Pour matérialiser cette belle victoire des réseaux d’influence français, la cérémonie de lancement officielle des travaux du métro d’Abidjan sera présidée par les présidents Alassane OUATTARA et Emmanuel MACRON le 30 novembre 2017. Le coût actualisé du giga projet sera estimé ce jour-là à 1,4 milliards d’euros sur la base de l’avenant numéro 1 qui met à la charge de l’état de Côte d’Ivoire, le financement des impenses. C’est-à-dire les indemnisations des personnes impactées par le projet.
Le gouvernement ivoirien sera confronté à des difficultés de liquidités, pour libérer sa part de capital. Cette situation fera naitre un deuxième avenant qui nécessitera le déplacement d’Emanuel MACRON et de Bruno LEMAIRE le 21 décembre 2019 pour sa signature. Le projet définitif à cette date sera évalué à près de 1,590 milliards d’euros soit 1044 milliards de francs CFA. Le ministre Français de l’économie et des finances annoncera à cette occasion que « le coût de construction du projet sera couvert par des financements français avec un mix de prêts du Trésor et de financements privés garantis par l'État français ».
Réactions hostiles de parlementaires français d'extrême droite et d'extrême gauche
La stratégie d’influence de haut niveau menée dans ce dossier par l’exécutif français, a repositionné non seulement de grands groupes français dans le projet, mais démontre que le politique peut avoir de puissants leviers pour accompagner le privé dans l’atteinte de ses objectifs à l’international.
En 2018, le député français Bruno Bilde a attiré l'attention du Ministre de l'économie et des finances « sur l'aide de 1,4 milliards d'euros que la France a accordée à la Côte d'Ivoire pour le métro d'Abidjan ». Il a demandé qu’il soit indiqué les modalités de cet accord, le montant total de l'aide apportée par la France pour ce projet et le calendrier de déblocage de fonds.
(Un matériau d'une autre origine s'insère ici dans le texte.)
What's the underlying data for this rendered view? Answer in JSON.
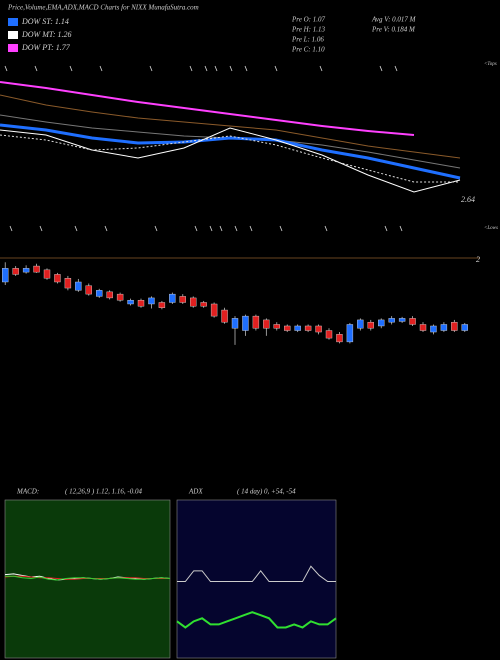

Il a aussi demandé que lui soient expliquées les raisons qui ont conduit à opter pour une aide directe plutôt qu'à un prêt dans un pays qui connaît une croissance de 7 % par an. Il a terminé par indiquer qu'il voyait une incohérence à décider ce genre de libéralités et, dans le même temps, opérer des coupes budgétaires très lourdes pour les plus démunis en France ».
Le 25 novembre 2020, le sénateur communiste Pierre Laurent a quant à lui dit à propos de ce métro que « dans les conditions financières actuelles, (ce projet) serait une catastrophe pour la Côte d’Ivoire et son peuple et une aubaine pour les seuls actionnaires de multinationales françaises. Il constituerait ce qu’il est convenu d’appeler un éléphant blanc». Il a même demandé au gouvernement français d’arrêter sa politique de pillage des pays africains et d’abandonner ce projet néfaste pour le peuple ivoirien. Car pour lui, il y’a une violation de la loi Sapin 2 relative à la transparence, la lutte contre la corruption et la modernisation de la vie économique.